If the Russian ballet disappoints at times, the Scottish theatrical contribution to the International Festival programme is, as is too often the case, a poor representative of what live drama in this country can achieve. Wonderland, created by Glasgow-based company Vanishing Point and directed by Matthew Lenton, transforms Lewis Carroll’s adventurous child into a young woman who is taking her first steps into performing in hardcore pornography. It also follows John as (with a little help from his persuasive imaginary friend) he crosses the boundary between violent sexual fantasy and appalling reality.

As ever with Vanishing Point, there is tremendous attention paid to design (Kai Fischer’s bleak sets, lighting and projection impress) and music and sound (Mark Melville’s score is suitably premonitory). Jenny Hulse plays Alice with great commitment and courage, while Paul Thomas Hickey is a sinister embodiment of the banality of evil. However – while the scenes depicting or exploring violent sexual fantasy, sexual violence and exploitative coercion of women by men are disturbing – the play (which is “conceived” rather than written) lacks the necessary narrative strength or intellectual weight.
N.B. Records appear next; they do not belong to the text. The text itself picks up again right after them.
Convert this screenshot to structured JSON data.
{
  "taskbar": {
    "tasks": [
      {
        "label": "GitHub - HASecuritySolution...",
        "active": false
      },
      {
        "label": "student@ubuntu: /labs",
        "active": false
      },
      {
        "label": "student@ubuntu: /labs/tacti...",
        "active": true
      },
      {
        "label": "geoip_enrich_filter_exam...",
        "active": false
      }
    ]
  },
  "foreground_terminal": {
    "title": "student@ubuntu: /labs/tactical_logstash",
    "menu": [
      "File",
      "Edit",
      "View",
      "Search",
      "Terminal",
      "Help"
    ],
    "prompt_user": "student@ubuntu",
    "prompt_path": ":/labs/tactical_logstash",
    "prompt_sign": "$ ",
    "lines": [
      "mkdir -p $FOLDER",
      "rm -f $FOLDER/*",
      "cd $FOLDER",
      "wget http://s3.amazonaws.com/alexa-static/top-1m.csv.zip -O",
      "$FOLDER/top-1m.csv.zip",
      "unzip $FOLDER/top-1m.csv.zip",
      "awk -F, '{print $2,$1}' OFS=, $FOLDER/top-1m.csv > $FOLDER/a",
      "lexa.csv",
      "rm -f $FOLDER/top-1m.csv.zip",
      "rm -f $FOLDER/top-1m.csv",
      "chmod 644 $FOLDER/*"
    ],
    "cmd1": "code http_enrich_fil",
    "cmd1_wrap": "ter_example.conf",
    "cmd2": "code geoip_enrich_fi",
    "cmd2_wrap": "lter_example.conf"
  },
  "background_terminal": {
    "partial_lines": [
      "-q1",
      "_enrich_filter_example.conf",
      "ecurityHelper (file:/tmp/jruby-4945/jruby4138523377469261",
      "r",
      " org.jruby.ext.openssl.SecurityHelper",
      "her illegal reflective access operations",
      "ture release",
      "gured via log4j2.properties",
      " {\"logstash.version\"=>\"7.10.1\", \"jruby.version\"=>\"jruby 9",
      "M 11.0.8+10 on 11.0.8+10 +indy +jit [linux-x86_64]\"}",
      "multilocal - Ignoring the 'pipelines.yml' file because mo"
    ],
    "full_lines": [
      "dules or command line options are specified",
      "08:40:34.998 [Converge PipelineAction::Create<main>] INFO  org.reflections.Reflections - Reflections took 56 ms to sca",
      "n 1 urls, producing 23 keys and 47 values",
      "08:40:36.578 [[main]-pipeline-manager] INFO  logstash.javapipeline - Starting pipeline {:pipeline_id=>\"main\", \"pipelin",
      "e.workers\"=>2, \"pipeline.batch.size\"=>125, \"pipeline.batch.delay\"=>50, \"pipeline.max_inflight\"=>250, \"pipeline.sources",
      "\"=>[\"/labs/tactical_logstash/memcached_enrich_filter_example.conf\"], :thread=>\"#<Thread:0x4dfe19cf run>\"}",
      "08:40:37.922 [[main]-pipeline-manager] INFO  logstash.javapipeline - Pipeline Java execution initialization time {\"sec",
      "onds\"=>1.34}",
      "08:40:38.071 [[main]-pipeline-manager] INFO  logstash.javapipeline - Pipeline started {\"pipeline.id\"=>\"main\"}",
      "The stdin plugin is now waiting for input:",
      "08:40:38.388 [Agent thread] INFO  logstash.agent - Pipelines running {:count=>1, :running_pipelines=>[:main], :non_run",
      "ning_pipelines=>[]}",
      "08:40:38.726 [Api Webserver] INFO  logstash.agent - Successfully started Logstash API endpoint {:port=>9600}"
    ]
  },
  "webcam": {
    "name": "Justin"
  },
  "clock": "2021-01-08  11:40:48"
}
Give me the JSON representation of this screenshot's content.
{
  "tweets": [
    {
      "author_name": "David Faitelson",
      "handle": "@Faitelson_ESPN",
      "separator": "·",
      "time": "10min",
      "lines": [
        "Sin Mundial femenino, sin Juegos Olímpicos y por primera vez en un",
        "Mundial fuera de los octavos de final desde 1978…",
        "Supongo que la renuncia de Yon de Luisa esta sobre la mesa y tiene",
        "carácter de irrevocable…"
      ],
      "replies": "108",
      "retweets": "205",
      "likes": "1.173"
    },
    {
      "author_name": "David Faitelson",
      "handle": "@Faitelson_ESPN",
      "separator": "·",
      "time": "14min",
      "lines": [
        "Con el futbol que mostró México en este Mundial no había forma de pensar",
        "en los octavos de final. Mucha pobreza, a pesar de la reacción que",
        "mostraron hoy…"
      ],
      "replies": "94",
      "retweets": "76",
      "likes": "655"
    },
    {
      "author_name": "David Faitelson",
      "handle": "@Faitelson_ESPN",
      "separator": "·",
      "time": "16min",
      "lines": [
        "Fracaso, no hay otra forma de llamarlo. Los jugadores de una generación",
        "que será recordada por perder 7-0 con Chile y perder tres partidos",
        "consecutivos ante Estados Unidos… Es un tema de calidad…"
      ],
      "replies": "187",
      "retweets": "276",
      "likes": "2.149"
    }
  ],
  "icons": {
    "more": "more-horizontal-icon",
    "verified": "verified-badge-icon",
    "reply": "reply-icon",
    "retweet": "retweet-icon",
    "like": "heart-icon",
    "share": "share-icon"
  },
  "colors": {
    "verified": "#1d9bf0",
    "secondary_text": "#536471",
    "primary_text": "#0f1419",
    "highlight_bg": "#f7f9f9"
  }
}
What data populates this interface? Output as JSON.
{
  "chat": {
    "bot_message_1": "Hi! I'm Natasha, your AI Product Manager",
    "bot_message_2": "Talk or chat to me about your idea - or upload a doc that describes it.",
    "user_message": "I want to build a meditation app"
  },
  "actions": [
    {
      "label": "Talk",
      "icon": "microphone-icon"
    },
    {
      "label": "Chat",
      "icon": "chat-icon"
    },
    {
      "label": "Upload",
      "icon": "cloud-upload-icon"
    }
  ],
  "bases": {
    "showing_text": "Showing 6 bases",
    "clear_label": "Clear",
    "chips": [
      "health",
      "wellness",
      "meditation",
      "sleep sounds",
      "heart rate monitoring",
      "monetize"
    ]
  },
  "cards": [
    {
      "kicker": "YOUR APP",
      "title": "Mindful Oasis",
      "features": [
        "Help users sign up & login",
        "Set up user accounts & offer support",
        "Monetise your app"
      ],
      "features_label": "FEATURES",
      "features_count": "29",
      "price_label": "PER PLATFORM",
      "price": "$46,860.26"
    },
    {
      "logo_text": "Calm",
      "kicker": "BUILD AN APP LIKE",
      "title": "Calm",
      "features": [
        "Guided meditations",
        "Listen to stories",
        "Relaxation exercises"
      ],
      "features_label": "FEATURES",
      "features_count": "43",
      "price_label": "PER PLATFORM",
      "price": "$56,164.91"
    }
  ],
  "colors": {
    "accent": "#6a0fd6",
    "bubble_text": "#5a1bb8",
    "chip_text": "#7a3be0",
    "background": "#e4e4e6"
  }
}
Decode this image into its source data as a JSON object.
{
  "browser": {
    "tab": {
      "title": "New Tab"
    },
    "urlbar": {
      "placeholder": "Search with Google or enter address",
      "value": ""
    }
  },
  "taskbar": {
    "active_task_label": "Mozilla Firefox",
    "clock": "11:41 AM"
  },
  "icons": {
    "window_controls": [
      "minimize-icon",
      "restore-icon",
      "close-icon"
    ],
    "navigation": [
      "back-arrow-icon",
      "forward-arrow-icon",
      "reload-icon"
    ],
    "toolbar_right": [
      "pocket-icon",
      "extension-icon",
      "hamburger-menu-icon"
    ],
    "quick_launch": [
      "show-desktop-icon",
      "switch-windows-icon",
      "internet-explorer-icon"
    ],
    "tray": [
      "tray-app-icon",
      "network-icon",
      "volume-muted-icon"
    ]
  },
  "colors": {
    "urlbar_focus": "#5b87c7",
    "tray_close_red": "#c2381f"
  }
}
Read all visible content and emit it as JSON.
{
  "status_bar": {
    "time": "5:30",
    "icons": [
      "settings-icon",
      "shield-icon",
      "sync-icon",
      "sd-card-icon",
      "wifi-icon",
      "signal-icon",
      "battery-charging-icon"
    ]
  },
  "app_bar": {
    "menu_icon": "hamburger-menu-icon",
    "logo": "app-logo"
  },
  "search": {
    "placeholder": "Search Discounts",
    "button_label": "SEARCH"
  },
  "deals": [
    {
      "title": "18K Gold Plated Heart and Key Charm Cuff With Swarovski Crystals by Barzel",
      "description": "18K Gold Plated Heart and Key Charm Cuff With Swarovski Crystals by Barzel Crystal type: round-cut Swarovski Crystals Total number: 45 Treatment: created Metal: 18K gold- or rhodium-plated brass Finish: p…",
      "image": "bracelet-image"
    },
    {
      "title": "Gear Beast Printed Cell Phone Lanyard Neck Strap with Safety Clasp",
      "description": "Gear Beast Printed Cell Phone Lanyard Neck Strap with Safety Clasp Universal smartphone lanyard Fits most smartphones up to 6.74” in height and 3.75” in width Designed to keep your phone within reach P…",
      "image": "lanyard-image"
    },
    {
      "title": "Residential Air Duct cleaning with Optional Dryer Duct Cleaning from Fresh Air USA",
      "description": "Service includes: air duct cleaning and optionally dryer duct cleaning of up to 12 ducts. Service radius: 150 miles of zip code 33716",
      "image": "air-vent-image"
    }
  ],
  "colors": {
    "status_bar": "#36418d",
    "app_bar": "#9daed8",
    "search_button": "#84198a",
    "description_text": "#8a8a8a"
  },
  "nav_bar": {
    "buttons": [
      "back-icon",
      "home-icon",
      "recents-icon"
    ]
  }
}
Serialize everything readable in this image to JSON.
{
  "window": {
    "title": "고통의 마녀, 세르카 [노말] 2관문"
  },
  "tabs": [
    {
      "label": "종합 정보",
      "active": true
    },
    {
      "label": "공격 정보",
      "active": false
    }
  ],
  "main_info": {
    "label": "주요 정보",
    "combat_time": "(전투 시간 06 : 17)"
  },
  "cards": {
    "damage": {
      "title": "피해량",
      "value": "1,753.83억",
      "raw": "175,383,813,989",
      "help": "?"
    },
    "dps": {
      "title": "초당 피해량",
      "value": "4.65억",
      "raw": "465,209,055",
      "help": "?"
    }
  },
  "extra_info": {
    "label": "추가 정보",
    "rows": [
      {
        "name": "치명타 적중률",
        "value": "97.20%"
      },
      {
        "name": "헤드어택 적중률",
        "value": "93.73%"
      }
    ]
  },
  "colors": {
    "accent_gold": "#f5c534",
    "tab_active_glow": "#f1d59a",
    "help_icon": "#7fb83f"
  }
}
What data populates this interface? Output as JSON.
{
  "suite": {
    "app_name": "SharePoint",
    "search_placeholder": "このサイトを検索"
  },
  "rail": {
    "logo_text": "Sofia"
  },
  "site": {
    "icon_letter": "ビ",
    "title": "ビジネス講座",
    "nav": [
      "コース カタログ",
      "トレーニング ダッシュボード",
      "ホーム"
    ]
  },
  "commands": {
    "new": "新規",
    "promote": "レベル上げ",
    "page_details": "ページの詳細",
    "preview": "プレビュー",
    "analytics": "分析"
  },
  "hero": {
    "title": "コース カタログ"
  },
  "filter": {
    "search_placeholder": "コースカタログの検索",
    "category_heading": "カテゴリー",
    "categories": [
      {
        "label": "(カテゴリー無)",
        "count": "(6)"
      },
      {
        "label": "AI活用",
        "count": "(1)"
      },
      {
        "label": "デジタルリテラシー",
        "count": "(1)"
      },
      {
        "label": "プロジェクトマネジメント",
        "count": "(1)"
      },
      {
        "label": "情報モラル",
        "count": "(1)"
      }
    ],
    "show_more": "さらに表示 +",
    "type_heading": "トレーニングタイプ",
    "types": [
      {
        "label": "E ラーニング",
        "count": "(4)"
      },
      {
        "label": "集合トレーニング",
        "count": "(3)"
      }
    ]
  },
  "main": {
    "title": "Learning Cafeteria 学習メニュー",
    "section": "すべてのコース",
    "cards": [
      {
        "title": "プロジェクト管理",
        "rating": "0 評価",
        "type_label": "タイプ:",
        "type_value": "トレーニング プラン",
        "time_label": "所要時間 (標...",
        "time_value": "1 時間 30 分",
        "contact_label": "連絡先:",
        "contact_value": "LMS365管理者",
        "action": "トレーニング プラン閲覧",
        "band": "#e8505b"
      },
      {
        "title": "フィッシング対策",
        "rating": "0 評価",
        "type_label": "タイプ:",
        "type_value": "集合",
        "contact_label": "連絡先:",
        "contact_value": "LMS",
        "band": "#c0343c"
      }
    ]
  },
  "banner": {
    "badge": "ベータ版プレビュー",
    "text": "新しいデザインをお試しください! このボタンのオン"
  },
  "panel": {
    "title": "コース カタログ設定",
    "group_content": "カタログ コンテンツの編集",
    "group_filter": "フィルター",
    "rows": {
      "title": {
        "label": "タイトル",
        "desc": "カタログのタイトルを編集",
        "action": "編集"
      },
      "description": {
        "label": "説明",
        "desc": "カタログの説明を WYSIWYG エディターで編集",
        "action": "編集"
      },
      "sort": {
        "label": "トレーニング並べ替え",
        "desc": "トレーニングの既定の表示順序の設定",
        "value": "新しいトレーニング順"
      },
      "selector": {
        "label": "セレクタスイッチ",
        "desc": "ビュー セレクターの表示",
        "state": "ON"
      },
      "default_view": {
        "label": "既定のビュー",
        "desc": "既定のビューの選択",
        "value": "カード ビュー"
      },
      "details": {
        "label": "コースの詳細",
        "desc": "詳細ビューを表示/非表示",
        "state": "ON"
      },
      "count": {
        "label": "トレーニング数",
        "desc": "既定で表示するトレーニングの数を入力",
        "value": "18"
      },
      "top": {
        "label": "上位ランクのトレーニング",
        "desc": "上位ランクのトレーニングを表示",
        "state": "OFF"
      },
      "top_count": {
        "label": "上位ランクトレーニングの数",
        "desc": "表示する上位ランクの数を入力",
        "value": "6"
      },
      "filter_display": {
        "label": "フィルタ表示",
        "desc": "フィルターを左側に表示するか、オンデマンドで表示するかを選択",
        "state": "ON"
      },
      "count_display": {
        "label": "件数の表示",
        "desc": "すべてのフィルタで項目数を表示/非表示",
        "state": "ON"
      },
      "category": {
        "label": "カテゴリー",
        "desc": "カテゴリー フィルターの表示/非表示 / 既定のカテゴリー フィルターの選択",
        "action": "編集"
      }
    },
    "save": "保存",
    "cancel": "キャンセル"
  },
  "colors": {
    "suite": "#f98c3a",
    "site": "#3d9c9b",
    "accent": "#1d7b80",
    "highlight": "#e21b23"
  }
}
The cinematic inspirations behind the numerous video projections bleed over into the live performance, making the piece seem like a self-conscious cross between The Blair Witch Project, Blue Velvet and Fargo (complete with an unfortunate moment of Coen Brothers-style macabre humour involving a saw). Morally, the play is unambiguous, but, as it plays out its victory of form over content (a trait too common of Vanishing Point shows), it cannot carry the emotional and intellectual weight of its important and distressing subject matter.